Linux IPv6 improvement: Routing cache on demand

Facebook has a huge IPv6 deployment, so it is no surprise that we’ve pushed the Linux IPv6 stack to the limit. One of our pain points in deploying IPv6 is the size of the routing tree. We’ve solved this scalability issue by creating routing cache on demand.

In Linux, the size of the IPv6 routing tree grows as the number of peers that a machine is talking to grows. For example, if a machine has a ‘/64’ gateway route and it is talking to a million peers, a million ‘/128’ routing caches will be created and inserted to the tree. (It’s worth noting that whenever a packet is received or sent out, it has to look up the routing tree to decide the next hop. There are exceptions, but those don’t affect our discussion here.)

A big routing tree has the following problems:

Scalability: With a much bigger, 128-bit address space, the IPv6 routing tree should scale at least as well as IPv4.
‘ip -6 r show’ takes forever (and a lot of CPU). It is a pain for operation.
The GC (Garbage Collector) kicks in too often, and each run has a lot of cleanup work to do. (The GC keeps the size of the routing tree under a configured limit.)
When a service has just restarted, many new connection requests come in. A lot of newly created route cache entries are inserted to the tree. This puts a great deal of pressure on the tree’s writer lock.

The solution

To solve these problems, we have implemented on-demand routing cache creation and contributed it to the upstream kernel. The patch series is here.

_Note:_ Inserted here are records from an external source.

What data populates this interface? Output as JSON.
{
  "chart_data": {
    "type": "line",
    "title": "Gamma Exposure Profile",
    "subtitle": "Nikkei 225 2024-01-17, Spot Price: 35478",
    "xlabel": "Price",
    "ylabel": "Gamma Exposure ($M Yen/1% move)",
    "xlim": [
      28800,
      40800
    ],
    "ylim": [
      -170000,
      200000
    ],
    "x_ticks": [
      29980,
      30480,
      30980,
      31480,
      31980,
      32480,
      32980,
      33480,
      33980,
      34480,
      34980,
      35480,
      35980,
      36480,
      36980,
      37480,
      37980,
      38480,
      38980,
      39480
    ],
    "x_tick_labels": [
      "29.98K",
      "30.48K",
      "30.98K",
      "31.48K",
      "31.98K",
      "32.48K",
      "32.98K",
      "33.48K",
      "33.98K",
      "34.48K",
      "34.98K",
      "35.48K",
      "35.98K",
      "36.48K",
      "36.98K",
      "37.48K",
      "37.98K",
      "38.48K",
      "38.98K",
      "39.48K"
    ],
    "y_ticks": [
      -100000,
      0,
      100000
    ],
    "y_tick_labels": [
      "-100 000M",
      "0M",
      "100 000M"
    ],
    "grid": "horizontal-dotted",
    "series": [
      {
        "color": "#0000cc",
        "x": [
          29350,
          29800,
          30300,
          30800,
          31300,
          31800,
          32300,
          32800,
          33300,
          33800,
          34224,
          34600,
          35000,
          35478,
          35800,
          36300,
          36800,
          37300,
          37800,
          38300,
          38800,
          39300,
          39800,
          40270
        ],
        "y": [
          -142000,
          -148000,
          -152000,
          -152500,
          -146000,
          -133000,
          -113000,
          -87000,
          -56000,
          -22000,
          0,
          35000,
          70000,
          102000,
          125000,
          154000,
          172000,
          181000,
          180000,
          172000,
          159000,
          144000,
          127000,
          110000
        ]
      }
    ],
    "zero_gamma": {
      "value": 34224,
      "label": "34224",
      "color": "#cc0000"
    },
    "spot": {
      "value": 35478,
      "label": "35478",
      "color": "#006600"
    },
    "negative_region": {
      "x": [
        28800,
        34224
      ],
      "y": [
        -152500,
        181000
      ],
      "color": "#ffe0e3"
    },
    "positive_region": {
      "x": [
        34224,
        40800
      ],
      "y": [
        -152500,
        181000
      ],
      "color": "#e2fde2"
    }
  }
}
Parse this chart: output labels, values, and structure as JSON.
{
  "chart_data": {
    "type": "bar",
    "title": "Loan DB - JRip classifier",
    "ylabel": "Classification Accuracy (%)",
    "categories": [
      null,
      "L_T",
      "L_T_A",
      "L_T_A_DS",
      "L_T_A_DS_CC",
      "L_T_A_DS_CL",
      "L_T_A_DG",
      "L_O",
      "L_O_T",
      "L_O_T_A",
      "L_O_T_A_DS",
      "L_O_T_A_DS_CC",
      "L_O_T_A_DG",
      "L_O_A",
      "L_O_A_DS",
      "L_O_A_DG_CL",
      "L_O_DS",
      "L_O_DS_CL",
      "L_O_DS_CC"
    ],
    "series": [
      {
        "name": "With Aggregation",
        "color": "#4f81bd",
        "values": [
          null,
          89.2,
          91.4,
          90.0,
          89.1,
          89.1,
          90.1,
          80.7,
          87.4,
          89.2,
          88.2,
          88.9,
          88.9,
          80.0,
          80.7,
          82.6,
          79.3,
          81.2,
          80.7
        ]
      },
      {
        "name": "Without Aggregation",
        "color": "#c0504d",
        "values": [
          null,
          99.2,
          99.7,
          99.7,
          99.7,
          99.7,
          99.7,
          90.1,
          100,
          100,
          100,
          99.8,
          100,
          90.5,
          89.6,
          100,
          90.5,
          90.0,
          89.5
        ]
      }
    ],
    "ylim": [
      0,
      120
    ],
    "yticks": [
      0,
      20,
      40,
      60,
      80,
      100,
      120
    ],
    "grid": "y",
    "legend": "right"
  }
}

Before going into the details, here are some numbers:

The following graph shows the number of routing entries in the tree. It is in log scale. The bottom orange line has the patched kernel. It has a lot fewer entries. The result is that the GC cleans up 500 instead of 200K routing caches in each run, and it is a multimagnitude improvement.

Number of routing entries (in log scale).

The benchmark test we used during development is called udpflood; you can see it in the chart below. The test continuously sends out UDP packets, which require a routing tree lookup. A dummy device is used as the outgoing interface. After removing the routing cache and adding a per-CPU entry optimization, we don’t see performance loss, and there is ~6 percent gain in the 40-process test:

Details

Why is a ‘/128’ routing cache needed?

The routing cache per peer is there to prepare for potential PMTU (Path MTU) exception. In IPv6’s case, it is the ICMPv6 too-big message. When an ICMPv6 too-big message comes in, it has to update the PMTU value for that particular ‘/128’ routing cache.

In one of our edge machines running Proxygen, the tree has 300K IPv6 routing caches, but only 1K of them have a different MTU. Hence, almost all of them are created for nothing.

Challenges

The fix seems obvious: Create a routing cache on demand. For peers with the default PMTU, share the gateway route. There are some interesting challenges, however. To name a few:

Sharing usually comes with inefficiencies. In this case, the performance loss is caused by cache bouncing between different CPUs. (Solution: Create a per-CPU entry for the gateway route.)
Many places in the kernel assume the next-hop route is a routing cache, which implies a ‘/128’ route. If a ‘/64’ gateway route is used instead, it will break them. Many subsystems (like TCP, UDP, IPSec, IPIP encapsulation, etc.) depend on this behavior. We have to ensure that the new change will not break them.
Although the idea sounds similar to IPv4 (and there are some ideas we can borrow for sure), the IPv6 routing tree has enough differences that we cannot simply mimic from IPv4.

Other fixes:

There are couple of bugs with the ‘/128’ routing entry. We have contributed fixes, removed inet_peer cache from IPv6 routing, and also cleaned up some existing workarounds. The upstream patch series is here.
Optimize fib6_lookup(). The patch can be found here.

Going forward

With the on-demand routing cache, we solved the urgent scalability issue in IPv6. After that, we would like to further close the performance gap with IPv4 — the TCP connection test (like netperf TCP_CRR), IPv6 is still ~10 percent slower and we want to minimize some of the writer-lock usage or replace it with RCU. We think those changes would help IPv6 become the first choice among the Linux community. Some other ideas we’re considering include:

At the high level, there is little reason to have one tree structure for IPv4 and a different one for IPv6. If the same one is used, they can benefit from the same optimization.
We’d like to add IPv6 tests against the upstream kernel to our regression test system.

Thanks to Hannes Frederic Sowa, David Miller, Steffen Klassert, and Julian Anastasov for the roles they played in shipping these solutions.